CCSS.ELA-Literacy.RI.8.1

ELA8th GradeKey Ideas and Details

The Standard

Cite the textual evidence that most strongly supports an analysis of what the text says explicitly as well as inferences drawn from the text.

Common Core State Standards for English Language Arts · Reading Standards for Informational Text

What This Standard Means

Students need to make a claim about an informational text and back it with the best evidence, not just any related sentence. They should explain both stated ideas and reasonable inferences, then connect each piece of evidence to their thinking.

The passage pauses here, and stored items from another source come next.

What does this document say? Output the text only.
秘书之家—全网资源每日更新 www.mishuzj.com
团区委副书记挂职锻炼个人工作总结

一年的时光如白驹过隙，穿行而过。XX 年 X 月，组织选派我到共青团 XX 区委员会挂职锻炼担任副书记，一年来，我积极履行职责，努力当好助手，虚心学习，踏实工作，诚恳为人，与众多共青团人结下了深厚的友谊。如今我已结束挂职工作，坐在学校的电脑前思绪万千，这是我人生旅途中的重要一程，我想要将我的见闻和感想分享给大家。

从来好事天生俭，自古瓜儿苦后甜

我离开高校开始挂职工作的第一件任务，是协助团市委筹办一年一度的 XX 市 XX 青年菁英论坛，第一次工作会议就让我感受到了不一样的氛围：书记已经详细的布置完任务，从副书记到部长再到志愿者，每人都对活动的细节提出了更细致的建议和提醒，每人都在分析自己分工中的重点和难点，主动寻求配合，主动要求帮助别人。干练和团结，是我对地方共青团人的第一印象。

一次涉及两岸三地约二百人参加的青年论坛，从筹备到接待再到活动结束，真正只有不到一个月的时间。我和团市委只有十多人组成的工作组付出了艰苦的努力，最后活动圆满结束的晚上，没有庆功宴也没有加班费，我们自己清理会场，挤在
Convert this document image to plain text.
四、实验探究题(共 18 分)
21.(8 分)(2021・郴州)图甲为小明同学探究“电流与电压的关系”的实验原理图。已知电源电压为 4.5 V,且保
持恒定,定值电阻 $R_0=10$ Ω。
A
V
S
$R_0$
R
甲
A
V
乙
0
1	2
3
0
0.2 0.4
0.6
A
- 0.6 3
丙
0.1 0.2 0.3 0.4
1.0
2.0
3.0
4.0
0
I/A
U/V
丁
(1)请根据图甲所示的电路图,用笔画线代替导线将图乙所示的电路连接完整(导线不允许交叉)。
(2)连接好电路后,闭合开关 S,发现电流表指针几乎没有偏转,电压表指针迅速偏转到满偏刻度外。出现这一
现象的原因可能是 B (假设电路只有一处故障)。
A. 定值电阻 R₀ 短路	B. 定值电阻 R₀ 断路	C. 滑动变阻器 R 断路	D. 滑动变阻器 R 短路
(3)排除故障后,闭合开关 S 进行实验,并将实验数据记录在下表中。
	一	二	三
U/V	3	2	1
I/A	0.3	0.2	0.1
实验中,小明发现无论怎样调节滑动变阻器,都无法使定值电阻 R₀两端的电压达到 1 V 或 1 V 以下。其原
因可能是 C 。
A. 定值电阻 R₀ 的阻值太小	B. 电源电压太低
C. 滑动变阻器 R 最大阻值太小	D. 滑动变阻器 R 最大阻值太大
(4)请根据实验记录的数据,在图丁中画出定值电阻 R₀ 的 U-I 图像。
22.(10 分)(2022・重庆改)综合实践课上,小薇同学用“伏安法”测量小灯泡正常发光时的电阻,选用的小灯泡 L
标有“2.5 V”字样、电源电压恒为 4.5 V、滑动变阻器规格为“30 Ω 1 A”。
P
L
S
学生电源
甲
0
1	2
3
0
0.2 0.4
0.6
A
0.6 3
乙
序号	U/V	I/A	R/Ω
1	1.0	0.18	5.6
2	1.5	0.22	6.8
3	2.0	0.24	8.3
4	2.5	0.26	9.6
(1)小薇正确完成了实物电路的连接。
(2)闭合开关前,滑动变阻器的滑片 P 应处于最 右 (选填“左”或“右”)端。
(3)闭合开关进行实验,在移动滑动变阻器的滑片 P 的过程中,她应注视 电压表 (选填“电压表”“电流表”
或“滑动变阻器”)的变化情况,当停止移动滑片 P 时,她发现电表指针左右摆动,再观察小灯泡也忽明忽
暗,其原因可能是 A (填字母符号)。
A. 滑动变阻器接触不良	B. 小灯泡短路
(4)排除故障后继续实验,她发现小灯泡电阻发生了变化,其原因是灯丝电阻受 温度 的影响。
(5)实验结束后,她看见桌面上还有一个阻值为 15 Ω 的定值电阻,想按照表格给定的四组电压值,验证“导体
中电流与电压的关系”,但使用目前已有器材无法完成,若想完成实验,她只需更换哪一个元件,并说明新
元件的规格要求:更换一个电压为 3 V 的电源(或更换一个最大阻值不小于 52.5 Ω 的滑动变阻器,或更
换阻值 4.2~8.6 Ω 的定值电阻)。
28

Mastery looks like students choosing strong, precise quotes or details and explaining why those details prove the point. They often get stuck by copying long chunks, picking weak evidence, or making inferences that are guesses instead of text-based conclusions.

Ways to Teach It

  • Give students three evidence strips for one claim, then have them rank strongest to weakest and justify the order with a partner.
  • Prompt students to write: What does the author say directly, and what can you infer from that detail?
  • Use an exit ticket with one claim and four text details, asking students to circle the strongest evidence and explain why.
  • Have students read a short news article and choose the best evidence to support a claim about the writer’s main concern.

Before This Standard

If students are struggling here, check these first.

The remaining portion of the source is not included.